Early on the march the leading brigade, the 73rd, was met by a staff officer of the First Army, who gave the order that it should detach itself, together with the 129th Field Company of Sappers, and hasten to the reinforcement of the Ninth Division at Fosse 8. They went, and the Twenty-fourth Division knew them no more. The other two brigades found themselves between 9 and 10 P.M. in the front German trenches. They had been able to deploy after leaving Vermelles, and the front line were now in touch with the 63rd Brigade of the Twenty-first Division upon the right, and with the 2nd Welsh Regiment, who represented the right of the 3rd Brigade of the First Division, upon their left. The final orders were that at eleven o'clock next day these three divisions—First, Twenty-fourth, and Twenty-first—were to make a united assault past Hulluch, which was assumed to be in our hands, and on to the main German line. This, then, was the position of the reserves on the night of September 25-26.

It was a nightmare night in the advanced line of the Army. The weather had been tempestuous and rainy all day, though the men had little time to think of such matters. But now they were not only tired and hungry, but soaked to the skin. An aggressive enemy pelted them with bombs from in front, and their prospects seemed as black as the starless sky above them. It is, however, at such a time that the British soldier, a confirmed grumbler in his hours of ease, shows to the best advantage. The men knew that much ground had been gained. They had seen prisoners by hundreds throwing up their hands, and had marked as they rushed past them the vicious necks of the half-buried captured cannon. It was victory for the Army, whatever might be their own discomfort. Their mood, therefore, was hilarious rather than doleful, and thousands of weary Mark Tapleys huddled under the dripping ledges of the parapets. "They went into battle with their tails right up, and though badly mauled have their tails up still." So wrote the officer of a brigade which had lost more than half its effectives.

CHAPTER VIII
THE BATTLE OF LOOS

(The Second Day—September 26)

Death of General Capper—Retirement of the Fifteenth Division—Advance of the Twenty-fourth Division—Heavy losses—Twenty-first Division before Bois Hugo—Desperate struggle—General retirement on the right—Rally round Loos—Position on the evening of September 26.

Sunday the 26th was a day of hard fighting and of heavy losses, the reserves streaming up from the rear upon both sides, each working furiously to improve its position.
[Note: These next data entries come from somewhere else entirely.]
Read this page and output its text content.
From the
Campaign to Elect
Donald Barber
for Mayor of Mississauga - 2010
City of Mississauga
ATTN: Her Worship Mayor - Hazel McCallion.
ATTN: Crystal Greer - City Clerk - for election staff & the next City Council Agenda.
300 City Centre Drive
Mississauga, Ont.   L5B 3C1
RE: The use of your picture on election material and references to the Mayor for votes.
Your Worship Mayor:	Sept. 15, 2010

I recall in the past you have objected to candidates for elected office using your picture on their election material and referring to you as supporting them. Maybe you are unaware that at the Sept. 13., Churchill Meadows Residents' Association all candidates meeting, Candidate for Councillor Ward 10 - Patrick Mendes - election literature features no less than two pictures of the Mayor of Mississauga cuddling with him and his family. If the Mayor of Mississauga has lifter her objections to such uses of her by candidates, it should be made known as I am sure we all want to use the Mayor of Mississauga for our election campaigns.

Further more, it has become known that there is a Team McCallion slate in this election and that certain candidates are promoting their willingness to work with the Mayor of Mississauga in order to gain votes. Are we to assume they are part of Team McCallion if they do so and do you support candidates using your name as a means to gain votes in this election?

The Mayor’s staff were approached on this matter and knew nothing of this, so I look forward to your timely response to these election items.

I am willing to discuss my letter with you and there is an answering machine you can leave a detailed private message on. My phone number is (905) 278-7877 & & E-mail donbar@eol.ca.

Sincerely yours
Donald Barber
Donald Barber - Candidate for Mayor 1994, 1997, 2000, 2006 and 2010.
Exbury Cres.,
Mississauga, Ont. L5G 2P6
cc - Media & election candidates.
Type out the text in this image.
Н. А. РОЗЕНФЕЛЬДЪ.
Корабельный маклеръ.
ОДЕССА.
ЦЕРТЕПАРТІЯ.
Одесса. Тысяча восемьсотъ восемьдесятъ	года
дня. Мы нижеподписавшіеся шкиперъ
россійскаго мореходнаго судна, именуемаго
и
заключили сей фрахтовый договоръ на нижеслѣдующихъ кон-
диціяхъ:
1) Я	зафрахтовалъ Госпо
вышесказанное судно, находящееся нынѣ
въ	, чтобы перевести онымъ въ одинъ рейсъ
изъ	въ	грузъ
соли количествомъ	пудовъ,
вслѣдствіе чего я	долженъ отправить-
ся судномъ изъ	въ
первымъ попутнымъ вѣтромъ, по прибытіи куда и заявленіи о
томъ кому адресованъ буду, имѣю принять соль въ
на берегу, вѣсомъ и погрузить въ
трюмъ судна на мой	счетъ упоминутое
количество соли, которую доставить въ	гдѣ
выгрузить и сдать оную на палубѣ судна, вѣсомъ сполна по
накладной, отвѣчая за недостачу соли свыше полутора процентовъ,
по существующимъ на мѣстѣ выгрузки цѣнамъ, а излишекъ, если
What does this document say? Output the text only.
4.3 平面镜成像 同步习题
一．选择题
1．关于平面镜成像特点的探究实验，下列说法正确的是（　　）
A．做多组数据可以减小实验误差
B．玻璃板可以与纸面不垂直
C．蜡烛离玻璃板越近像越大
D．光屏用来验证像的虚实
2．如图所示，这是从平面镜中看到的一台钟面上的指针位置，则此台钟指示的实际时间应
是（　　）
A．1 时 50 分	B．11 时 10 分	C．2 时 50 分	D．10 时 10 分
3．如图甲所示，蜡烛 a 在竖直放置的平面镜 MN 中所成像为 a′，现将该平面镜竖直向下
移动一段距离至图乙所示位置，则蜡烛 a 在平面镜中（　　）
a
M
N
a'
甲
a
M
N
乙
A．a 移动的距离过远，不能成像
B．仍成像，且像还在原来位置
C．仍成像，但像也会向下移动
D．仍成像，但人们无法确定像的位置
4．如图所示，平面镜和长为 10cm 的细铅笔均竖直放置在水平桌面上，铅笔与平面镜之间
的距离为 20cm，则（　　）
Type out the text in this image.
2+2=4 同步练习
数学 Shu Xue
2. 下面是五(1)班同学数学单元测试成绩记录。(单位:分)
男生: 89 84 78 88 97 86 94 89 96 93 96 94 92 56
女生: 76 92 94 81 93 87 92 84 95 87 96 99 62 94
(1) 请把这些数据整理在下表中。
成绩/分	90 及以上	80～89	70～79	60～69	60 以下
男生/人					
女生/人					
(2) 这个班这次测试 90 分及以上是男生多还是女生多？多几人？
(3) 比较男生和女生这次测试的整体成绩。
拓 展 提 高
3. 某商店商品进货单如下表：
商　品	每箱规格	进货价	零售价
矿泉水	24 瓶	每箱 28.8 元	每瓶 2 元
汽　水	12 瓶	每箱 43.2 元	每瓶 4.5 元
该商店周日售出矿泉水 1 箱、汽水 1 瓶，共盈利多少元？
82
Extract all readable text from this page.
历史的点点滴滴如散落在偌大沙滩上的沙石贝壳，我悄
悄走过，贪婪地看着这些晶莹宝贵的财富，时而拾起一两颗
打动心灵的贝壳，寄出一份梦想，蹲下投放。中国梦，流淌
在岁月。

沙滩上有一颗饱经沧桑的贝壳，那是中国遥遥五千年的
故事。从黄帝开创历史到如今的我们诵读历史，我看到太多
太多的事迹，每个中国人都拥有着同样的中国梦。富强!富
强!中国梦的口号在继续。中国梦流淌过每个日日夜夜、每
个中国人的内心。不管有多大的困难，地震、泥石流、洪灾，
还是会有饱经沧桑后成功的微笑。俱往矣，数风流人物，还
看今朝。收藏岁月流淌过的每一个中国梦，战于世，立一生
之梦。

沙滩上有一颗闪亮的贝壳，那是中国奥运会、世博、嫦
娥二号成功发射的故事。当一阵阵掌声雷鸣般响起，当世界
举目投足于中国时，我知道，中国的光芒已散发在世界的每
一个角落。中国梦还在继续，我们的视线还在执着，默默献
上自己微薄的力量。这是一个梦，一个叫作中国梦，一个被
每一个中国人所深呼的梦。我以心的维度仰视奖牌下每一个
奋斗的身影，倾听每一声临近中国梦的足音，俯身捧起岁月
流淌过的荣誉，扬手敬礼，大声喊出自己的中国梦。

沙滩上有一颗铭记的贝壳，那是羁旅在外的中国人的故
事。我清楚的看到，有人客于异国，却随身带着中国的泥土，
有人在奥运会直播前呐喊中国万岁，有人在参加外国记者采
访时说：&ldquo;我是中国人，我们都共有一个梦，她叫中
From early in the day the fighting was peculiarly bitter round Fosse 8 in the section carried and held by the Ninth Division. It has been already mentioned that three battalions, the 5th Camerons, 7th Seaforths, and 8th Black Watch of the 26th Brigade, held this place all the evening of the 25th and all night, until reduced to less than the strength of a regiment. It has also been stated that the 73rd Brigade had been detached from the Twenty-fourth Division to their aid. These men, with no preliminary hardening, found themselves suddenly thrust into one of the very hottest corners of a desperate fight. Under these circumstances it is all to the credit of these troops that they were able to hold their position all day, though naturally their presence was not of the same value as that of a more veteran brigade.

The 73rd Brigade were put into German trenches to the east of Fosse 8, their order from the left being 7th Northamptons, 12th Royal Fusiliers, and 9th Sussex, with the 13th Middlesex echeloned on their right rear. They were constantly attacked, but were suffering more from cold, hunger, and exhaustion than from the Germans. All day they and the remains of the Scots held the place against intermittent assaults, which occasionally had some partial success, but never quite enabled the enemy to re-establish his position. It was not, however, until the morning of the 27th, as will afterwards be narrated, that their most severe ordeal was to come.